Despite the increasing number of studies on cancer nanomedicine, there is a striking imbalance between preclinical and clinical applications, and the number of approved NPs, which are using for the clinical settings, is relatively limited [170]. Regarding plasma medicine, several devices have so far received accreditation as medical device class IIa in Europe [130]. However, plasma application in cancer patients has been mostly performed within exploratory studies [138, 171–175], and a guideline-based indication of plasma devices in cancer treatment is not given as of now. State-of-the-art NP synthesis methods, which can address some challenges of traditional bulk techniques, have not been considered in most clinical trials. Besides, a gap between preclinical and clinical studies indicates the need for additional clinical trials, especially given the acceptable safety profiles of some of the approaches (Table 1). As for the challenges facing plasma, since most research groups use self-made devices, the most critical issue is the lack of a specific framework for standardizing plasma devices. In addition, the multiplicity of factors involved in plasma processing and treatment causes obstacles to the definition of plasma dose. Therefore, more studies with the same treatment process and device are needed in addition to efforts to standardize and optimize these two technologies. An exciting option to combine both technologies would be to treat molecules or substances, including NPs, with gas plasma while the treated target has been modified to store the chemical energy of the short-lived plasma-derived ROS/RNS. At the delivery site in the TME, the highly reactive ROS/RNS modification can then perform the oxidative action to bring the gas plasma to the point of care via a detour.

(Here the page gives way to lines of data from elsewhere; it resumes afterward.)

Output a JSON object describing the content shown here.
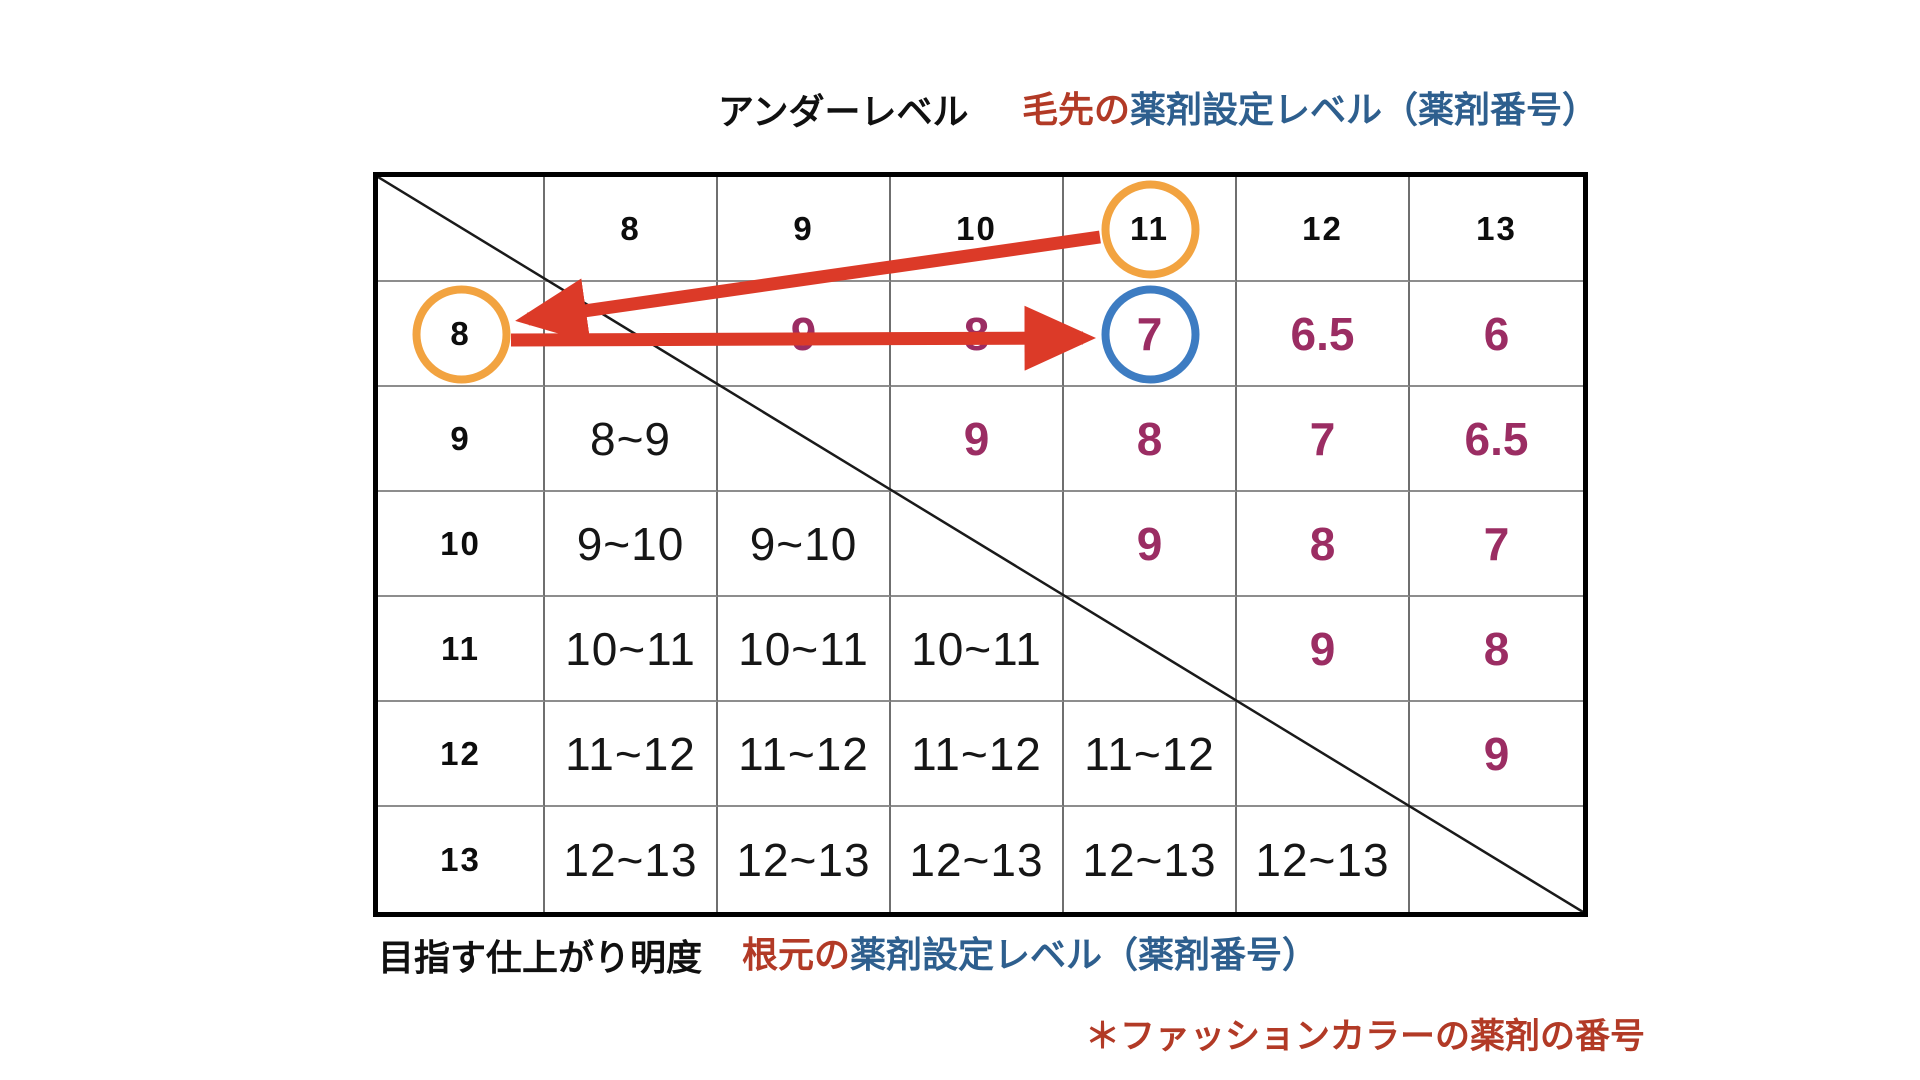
{
  "top_labels": {
    "under_level": "アンダーレベル",
    "tip_red": "毛先の",
    "tip_blue": "薬剤設定レベル（薬剤番号）"
  },
  "bottom_labels": {
    "target_brightness": "目指す仕上がり明度",
    "root_red": "根元の",
    "root_blue": "薬剤設定レベル（薬剤番号）"
  },
  "footnote": "＊ファッションカラーの薬剤の番号",
  "table": {
    "column_headers": [
      "8",
      "9",
      "10",
      "11",
      "12",
      "13"
    ],
    "rows": [
      {
        "header": "8",
        "cells": [
          {
            "text": "",
            "style": "empty"
          },
          {
            "text": "9",
            "style": "purple"
          },
          {
            "text": "8",
            "style": "purple"
          },
          {
            "text": "7",
            "style": "purple"
          },
          {
            "text": "6.5",
            "style": "purple"
          },
          {
            "text": "6",
            "style": "purple"
          }
        ]
      },
      {
        "header": "9",
        "cells": [
          {
            "text": "8~9",
            "style": "range"
          },
          {
            "text": "",
            "style": "empty"
          },
          {
            "text": "9",
            "style": "purple"
          },
          {
            "text": "8",
            "style": "purple"
          },
          {
            "text": "7",
            "style": "purple"
          },
          {
            "text": "6.5",
            "style": "purple"
          }
        ]
      },
      {
        "header": "10",
        "cells": [
          {
            "text": "9~10",
            "style": "range"
          },
          {
            "text": "9~10",
            "style": "range"
          },
          {
            "text": "",
            "style": "empty"
          },
          {
            "text": "9",
            "style": "purple"
          },
          {
            "text": "8",
            "style": "purple"
          },
          {
            "text": "7",
            "style": "purple"
          }
        ]
      },
      {
        "header": "11",
        "cells": [
          {
            "text": "10~11",
            "style": "range"
          },
          {
            "text": "10~11",
            "style": "range"
          },
          {
            "text": "10~11",
            "style": "range"
          },
          {
            "text": "",
            "style": "empty"
          },
          {
            "text": "9",
            "style": "purple"
          },
          {
            "text": "8",
            "style": "purple"
          }
        ]
      },
      {
        "header": "12",
        "cells": [
          {
            "text": "11~12",
            "style": "range"
          },
          {
            "text": "11~12",
            "style": "range"
          },
          {
            "text": "11~12",
            "style": "range"
          },
          {
            "text": "11~12",
            "style": "range"
          },
          {
            "text": "",
            "style": "empty"
          },
          {
            "text": "9",
            "style": "purple"
          }
        ]
      },
      {
        "header": "13",
        "cells": [
          {
            "text": "12~13",
            "style": "range"
          },
          {
            "text": "12~13",
            "style": "range"
          },
          {
            "text": "12~13",
            "style": "range"
          },
          {
            "text": "12~13",
            "style": "range"
          },
          {
            "text": "12~13",
            "style": "range"
          },
          {
            "text": "",
            "style": "empty"
          }
        ]
      }
    ]
  },
  "annotations": {
    "orange_circle_targets": [
      "column-header-11",
      "row-header-8"
    ],
    "blue_circle_target": "cell value 7 (row 8 × column 11)",
    "arrows": [
      {
        "from": "column-header-11 circle",
        "to": "row-header-8 circle"
      },
      {
        "from": "row-header-8 circle",
        "to": "circled value 7"
      }
    ]
  },
  "colors": {
    "purple_value": "#9b2d63",
    "arrow_red": "#dc3a28",
    "text_red": "#b23a26",
    "text_blue": "#2e5f8e",
    "circle_orange": "#f2a340",
    "circle_blue": "#3d7cc2"
  }
}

Finally, there are future challenges for NP drug discovery and development in oncology. First, standardized procedures in production for research and commercial applications will help accelerate results translated from bench to bedside [176]. Second, organo-typic 3D cultures much more resemble the clinical pathology of cancer tissues than 2D cultures while being faster and more ethical animal models, potentially allowing for screening many different types of functionalized NPs, which will eventually allow propelling the field to clinically relevant approaches at higher speeds [177, 178]. Third, novel functionalization techniques such as genetically engineered cell membranes may aid the targeted delivery of NPs' cargo [179]. Last, preclinical research would vastly benefit from adhering to standardized protocols on studying NPs and assessing their drug delivery and distribution, as proposed by the National Cancer Institute (NCI) [179].

5. Conclusions

Nanomedicine and gas plasmas have been considered appropriate options for future oncotherapy due to the promising preliminary results. To improve nanomedicine's efficacy, combination with novel therapeutic modalities such as gas plasmas should be taken into account. Cocktail of ROS/RNS and electric fields of gas plasma and the NPs' ability to precisely targeting and penetrating tissues creates a putative oncotherapeutic platform for cancer treatment by enhancing selectivity and targeting chemotherapy resistance. Even though synergistic efficacy of NPs and gas plasmas are reported, more studies are essential to elucidate underlying mechanisms and impact on aggressive cancers.